Posted on za 08 oktober 2022 in Blog

In 2020 I wrote this piece on becoming a ML Engineer. Since then a lot has changed. The job title of ML Engineer is now a relatively common one - a search in October 2022 for Data Scientist and Machine Learning Engineer openings in my home country, the Netherlands, showed the DS:ML ratio to be roughly 6 to 1. Prior to the title of ML Engineer becoming a thing there were obviously plenty of Data Scientists and Software Engineers doing ML Engineering; It simply wasn't called as such.

Perhaps the tools we used two to three years ago were a little bit more basic, despite already being more numerous than the first five generations of Pokémon put together. We've drifted towards consolidation, though not as much as I had hoped.

Originally I felt that eventually we'd all end up using the tools (e.g. Sagemaker, Vertex) on our cloud vendor of choice with perhaps some companies going for a platform like W&B or ClearML. The world of MLOps would be something that was easily surveyed and picking a platform would be a relatively straightforward choice. That hasn't really happened. While the large chunks of the simple parts of the MLOps work can be covered by platforms there are still areas where small, manoeuvrable companies are the best. Take for example W&B's experiment tracking and compare it to Sagemaker Experiments.

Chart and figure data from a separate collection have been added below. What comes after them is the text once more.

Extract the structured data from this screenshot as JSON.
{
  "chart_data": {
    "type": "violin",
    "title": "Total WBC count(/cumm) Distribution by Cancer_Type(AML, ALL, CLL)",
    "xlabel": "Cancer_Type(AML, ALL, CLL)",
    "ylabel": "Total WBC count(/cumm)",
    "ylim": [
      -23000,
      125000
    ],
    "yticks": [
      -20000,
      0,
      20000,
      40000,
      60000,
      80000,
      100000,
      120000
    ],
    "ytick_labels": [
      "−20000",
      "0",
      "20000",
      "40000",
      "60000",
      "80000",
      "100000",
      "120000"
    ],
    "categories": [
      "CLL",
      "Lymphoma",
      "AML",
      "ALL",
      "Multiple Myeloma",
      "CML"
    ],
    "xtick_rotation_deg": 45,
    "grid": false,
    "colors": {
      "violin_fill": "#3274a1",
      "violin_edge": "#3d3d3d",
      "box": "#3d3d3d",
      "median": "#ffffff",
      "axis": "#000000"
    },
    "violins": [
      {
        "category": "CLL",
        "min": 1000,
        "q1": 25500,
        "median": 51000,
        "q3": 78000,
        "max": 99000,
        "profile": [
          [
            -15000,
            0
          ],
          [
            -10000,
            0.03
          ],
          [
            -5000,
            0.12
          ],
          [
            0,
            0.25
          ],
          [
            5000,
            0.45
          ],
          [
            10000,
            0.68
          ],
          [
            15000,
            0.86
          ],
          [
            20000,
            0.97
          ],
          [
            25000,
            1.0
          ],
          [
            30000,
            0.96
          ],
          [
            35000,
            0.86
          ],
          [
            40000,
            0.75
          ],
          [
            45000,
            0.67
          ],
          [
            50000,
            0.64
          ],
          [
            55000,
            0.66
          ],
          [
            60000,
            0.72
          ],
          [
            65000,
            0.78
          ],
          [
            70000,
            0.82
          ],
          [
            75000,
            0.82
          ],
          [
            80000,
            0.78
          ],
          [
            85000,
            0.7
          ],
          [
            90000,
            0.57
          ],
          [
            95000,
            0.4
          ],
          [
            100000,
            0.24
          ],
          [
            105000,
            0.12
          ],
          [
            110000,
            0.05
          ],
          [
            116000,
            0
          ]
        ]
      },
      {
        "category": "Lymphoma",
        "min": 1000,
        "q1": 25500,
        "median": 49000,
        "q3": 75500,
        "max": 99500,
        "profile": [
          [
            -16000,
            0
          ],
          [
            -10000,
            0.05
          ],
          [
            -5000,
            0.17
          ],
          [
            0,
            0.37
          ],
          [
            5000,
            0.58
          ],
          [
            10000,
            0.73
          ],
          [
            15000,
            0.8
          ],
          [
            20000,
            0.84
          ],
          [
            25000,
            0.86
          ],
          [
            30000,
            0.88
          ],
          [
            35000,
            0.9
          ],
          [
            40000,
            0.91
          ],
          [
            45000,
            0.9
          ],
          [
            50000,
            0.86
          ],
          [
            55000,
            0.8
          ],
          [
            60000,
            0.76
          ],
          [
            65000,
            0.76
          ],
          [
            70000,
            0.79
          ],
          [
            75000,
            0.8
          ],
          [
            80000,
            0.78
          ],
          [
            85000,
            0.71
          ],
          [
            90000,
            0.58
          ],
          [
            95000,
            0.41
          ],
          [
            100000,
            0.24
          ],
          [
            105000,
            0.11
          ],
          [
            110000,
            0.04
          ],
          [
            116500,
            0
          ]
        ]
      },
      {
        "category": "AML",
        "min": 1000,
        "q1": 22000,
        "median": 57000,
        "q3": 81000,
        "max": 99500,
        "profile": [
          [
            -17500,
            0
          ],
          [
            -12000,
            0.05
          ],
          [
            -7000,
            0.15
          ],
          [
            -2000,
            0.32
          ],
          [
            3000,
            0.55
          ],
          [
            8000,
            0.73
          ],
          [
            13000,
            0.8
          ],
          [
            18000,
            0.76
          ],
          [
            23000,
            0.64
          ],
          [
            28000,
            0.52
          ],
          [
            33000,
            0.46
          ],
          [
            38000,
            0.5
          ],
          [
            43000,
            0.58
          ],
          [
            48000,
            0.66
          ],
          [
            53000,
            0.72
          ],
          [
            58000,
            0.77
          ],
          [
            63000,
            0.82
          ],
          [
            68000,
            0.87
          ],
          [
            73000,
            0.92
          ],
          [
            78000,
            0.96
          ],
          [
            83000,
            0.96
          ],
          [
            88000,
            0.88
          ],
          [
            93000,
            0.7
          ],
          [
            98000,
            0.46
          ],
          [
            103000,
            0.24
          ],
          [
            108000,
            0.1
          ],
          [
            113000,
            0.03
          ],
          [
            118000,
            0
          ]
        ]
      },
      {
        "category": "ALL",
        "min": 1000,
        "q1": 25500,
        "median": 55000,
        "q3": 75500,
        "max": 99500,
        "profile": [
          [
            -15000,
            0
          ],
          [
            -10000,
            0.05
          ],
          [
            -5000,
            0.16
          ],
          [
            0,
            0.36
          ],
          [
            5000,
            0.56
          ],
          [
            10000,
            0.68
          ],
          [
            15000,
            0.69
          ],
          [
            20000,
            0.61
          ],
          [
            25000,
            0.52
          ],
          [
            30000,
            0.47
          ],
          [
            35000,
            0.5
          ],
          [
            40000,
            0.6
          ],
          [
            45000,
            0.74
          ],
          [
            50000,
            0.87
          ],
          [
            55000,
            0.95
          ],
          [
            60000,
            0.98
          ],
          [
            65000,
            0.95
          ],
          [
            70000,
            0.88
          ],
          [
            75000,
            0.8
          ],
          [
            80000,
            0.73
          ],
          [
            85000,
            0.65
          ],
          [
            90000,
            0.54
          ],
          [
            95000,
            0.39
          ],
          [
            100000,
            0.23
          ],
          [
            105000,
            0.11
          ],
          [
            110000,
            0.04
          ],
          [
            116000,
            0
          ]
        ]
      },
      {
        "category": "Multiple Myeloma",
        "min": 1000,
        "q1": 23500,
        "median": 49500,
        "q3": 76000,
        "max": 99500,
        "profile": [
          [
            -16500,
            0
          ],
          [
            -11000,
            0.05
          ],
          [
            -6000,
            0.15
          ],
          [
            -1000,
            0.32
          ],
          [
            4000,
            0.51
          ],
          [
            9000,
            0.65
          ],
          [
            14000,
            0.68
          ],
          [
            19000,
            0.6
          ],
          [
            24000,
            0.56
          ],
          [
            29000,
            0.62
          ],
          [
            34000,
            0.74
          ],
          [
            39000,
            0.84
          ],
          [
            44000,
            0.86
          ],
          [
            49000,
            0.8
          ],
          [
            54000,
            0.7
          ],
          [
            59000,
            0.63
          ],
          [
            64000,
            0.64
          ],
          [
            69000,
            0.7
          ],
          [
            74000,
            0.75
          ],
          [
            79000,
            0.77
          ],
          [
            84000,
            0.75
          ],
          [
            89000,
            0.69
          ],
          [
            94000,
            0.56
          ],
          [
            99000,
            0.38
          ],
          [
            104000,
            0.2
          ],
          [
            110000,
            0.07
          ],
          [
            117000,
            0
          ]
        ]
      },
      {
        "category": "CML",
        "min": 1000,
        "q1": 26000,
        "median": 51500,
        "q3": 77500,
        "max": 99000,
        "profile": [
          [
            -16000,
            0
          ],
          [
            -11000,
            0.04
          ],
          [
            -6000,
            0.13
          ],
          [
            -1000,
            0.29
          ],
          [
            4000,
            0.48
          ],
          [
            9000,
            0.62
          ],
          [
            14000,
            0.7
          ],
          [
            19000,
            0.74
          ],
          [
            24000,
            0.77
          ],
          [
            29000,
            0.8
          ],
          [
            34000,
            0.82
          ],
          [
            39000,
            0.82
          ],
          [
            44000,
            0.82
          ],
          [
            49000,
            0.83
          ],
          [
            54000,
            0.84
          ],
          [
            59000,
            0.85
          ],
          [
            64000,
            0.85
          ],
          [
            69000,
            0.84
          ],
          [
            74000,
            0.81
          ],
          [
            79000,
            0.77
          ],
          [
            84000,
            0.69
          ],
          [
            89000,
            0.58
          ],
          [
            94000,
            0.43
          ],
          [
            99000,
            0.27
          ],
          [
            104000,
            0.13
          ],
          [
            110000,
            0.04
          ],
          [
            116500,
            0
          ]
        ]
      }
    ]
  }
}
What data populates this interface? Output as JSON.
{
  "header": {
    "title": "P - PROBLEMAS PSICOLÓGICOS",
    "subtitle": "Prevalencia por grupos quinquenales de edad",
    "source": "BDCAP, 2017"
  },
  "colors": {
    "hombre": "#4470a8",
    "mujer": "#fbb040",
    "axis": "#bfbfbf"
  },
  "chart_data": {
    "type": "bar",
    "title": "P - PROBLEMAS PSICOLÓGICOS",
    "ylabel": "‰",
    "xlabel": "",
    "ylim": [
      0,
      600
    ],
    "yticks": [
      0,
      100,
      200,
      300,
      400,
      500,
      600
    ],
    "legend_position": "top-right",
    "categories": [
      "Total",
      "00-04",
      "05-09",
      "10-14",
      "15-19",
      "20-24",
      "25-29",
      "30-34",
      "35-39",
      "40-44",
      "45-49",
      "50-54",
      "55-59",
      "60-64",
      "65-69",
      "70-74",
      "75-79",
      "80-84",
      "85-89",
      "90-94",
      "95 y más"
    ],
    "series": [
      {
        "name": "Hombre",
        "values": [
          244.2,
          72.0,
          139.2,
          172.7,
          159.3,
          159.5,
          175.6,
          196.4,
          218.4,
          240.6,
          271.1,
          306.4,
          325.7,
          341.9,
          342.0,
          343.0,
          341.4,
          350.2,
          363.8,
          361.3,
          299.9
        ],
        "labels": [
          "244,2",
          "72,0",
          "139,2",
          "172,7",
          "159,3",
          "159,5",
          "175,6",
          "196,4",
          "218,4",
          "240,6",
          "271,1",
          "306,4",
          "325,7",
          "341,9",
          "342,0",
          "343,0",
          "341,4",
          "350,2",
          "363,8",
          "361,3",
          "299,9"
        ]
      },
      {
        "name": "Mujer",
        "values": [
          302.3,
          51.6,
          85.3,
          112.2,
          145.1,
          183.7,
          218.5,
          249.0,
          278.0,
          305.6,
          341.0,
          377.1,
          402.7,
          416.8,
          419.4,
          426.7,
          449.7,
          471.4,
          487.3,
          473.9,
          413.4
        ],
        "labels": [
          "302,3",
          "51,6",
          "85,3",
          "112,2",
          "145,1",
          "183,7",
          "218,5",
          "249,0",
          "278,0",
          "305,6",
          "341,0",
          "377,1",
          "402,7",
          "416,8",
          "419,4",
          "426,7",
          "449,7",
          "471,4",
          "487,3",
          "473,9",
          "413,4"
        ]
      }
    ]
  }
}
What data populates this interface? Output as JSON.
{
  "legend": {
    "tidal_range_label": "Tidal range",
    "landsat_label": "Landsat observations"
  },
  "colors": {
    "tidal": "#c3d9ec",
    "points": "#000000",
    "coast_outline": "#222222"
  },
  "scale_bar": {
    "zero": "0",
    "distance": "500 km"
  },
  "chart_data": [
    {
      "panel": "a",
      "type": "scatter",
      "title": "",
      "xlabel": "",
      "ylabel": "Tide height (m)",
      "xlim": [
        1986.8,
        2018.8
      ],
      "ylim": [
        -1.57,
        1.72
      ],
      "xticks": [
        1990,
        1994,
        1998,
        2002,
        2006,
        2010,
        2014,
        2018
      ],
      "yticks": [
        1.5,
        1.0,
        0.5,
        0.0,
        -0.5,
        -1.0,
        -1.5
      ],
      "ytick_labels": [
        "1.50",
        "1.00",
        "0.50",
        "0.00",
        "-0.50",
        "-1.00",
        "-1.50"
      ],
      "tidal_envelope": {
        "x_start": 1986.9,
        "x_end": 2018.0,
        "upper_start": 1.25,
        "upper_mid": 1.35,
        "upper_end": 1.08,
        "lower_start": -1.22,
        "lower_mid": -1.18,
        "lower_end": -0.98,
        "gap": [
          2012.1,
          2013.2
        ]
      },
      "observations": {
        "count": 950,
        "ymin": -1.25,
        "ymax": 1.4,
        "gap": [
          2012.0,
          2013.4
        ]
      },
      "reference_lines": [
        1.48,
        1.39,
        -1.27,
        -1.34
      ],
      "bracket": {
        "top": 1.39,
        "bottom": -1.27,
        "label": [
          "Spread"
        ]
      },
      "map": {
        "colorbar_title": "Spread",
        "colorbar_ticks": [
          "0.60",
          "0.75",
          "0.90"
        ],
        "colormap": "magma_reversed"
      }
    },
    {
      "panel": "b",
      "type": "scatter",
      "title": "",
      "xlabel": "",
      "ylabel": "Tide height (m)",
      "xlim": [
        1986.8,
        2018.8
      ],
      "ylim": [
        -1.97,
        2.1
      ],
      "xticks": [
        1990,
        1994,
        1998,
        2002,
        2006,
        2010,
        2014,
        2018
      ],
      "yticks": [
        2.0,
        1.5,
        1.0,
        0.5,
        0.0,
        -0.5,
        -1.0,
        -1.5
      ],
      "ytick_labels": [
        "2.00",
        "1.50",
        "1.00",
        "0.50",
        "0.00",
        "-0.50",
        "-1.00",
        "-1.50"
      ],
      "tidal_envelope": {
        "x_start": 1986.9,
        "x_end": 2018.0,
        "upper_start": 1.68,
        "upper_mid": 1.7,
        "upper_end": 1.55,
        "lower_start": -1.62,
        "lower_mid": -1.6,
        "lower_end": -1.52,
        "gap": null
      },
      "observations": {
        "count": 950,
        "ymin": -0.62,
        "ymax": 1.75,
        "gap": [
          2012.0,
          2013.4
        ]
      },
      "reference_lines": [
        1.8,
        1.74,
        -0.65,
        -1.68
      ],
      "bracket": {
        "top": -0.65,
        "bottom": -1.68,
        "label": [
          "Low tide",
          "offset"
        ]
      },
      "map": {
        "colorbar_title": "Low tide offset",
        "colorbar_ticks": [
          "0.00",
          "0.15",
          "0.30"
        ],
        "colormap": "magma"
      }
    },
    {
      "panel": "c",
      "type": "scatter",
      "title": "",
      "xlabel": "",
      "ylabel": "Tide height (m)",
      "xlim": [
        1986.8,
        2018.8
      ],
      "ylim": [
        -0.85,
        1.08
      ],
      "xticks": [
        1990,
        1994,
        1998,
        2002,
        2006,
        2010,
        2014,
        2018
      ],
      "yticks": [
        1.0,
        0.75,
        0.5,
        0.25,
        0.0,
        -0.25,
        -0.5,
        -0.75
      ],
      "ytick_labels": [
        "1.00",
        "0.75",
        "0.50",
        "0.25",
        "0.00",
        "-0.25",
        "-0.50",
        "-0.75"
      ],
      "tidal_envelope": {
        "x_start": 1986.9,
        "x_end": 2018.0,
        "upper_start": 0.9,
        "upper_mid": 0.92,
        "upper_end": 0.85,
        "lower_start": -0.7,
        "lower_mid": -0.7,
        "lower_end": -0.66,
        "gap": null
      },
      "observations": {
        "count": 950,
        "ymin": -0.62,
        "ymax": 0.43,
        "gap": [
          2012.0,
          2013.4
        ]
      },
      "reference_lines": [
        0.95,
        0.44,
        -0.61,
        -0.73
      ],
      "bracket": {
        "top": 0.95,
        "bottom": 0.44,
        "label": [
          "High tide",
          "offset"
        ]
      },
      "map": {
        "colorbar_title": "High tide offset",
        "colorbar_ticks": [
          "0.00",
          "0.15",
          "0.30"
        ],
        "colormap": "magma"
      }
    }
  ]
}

There are a lot of these features that you may need something for. Do you need semantic search? A feature store that actually works? Multi-GPU endpoints? An API to receive feedback from prod? A/B tests? An inference serving option that works well with graph neural networks? A way to monitor drift in literally any NLP system? It goes on and on and you're unlikely to find all of these features in the same platform.

For DPG Media, we eventually designed a platform backed on AWS Sagemaker, with some extra tools added for functionality we found lacklustre on AWS. Every new feature we needed outside of Sagemaker meant another tool, and that's how we ended up with AWS Sagemaker with about 7 other applications and platforms. Of course, at the time, there were just two of us, so we wanted to use managed services as often as possible so we could do other stuff as well. But opting for managed tools means less flexibility and (usually) more costs. It's a thin line between engineering and madness.